Nel 1879 si reca in Belgio, nelle miniere del Borinace, dove si prende cura dei malati e predica la bibbia ai minatori, decidendo di vivere come loro in povertà e dormendo in una baracca. Esperienza che lo portò a dipingere alcune delle sue più famose opere quali “i mangiatori di patate”.
Vincent Van Gogh, di fatto inizia a dipingere solamente a 26 anni. In poco più di 10 anni di esperienza come artista, produsse indicativamente 900 dipinti e 1100 disegni, che lo sostennero poiché come disse lui “l’arte è disciplina consolatoria per cuori sofferenti”.
Nel 1888 si trasferisce ad Arles dove decide di fondare una comunità di pittori, probabilmente riproduzione dell’idea vissuta con il padre pastore in età infantile. Qui invita il pittore da lui molto ammirato Gauguin, per cui nutre profondo rispetto e da cui crede di poter imparare molto.
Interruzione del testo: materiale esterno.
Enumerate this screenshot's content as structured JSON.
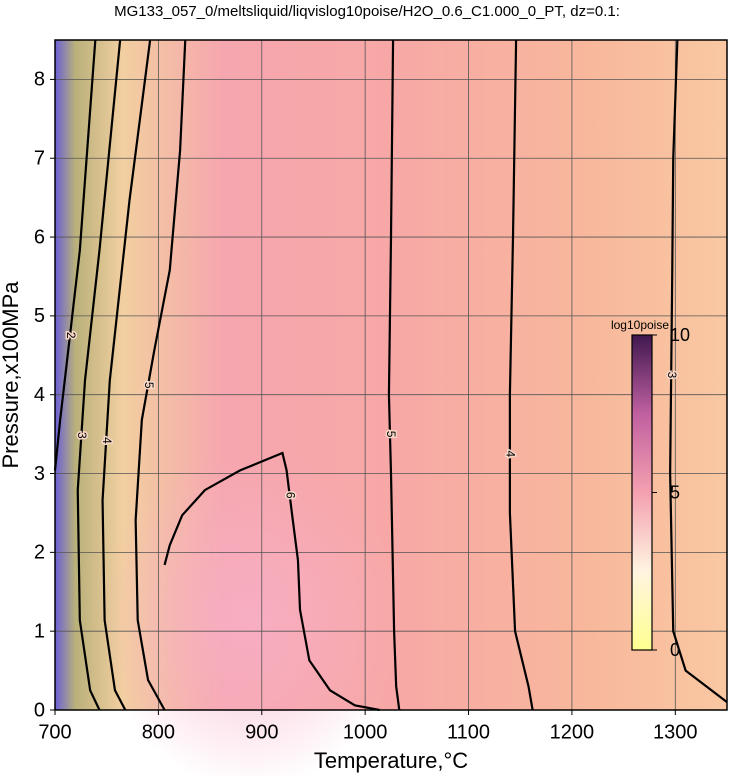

Inizialmente la convivenza sembra funzionare ma in seguito il rapporto si rivela non facile a causa dell’incompatibilità di carattere e delle frequenti discussioni.
Un importante evento nella vita dell’artista avviene nel 1889, quando Van Gogh, si pensa in preda alle allucinazioni si taglia l’orecchio sinistro. In seguito decide di spedirlo a Rachele, prostituta che sia lui sia l’amico Gauguin apprezzavano molto.
Durante tutta la breve vita di Vincent possiamo rimarcare lo stretto rapporto che ha con il fratello Teo, più piccolo di sei anni, legame che ancora ad oggi può essere testimoniato dalle oltre 600 lettere inviate al fratello.
Durante tutta la sua vita Van Gogh, ha un particolare rapporto con il colore giallo, colore che simbolicamente rappresenta il colore del sole. È un colore vitale ed esprime gioia.
Il rapporto particolare che ha con questo colore lo portò addirittura a mangiarne la pittura, nella speranza che questo gli avrebbe portato felicità. Un altro importante aspetto correlato a questo colore è l’idea che il colore giallo possa ricordargli l’assenzio, bevanda alcolica da cui lui era senza dubbi dipendente.
Dopo una breve vita di sofferenze, muore il 29 luglio 1890 alla giovane età di 37 anni, si pensa per suicidio, si pensa per omicidio.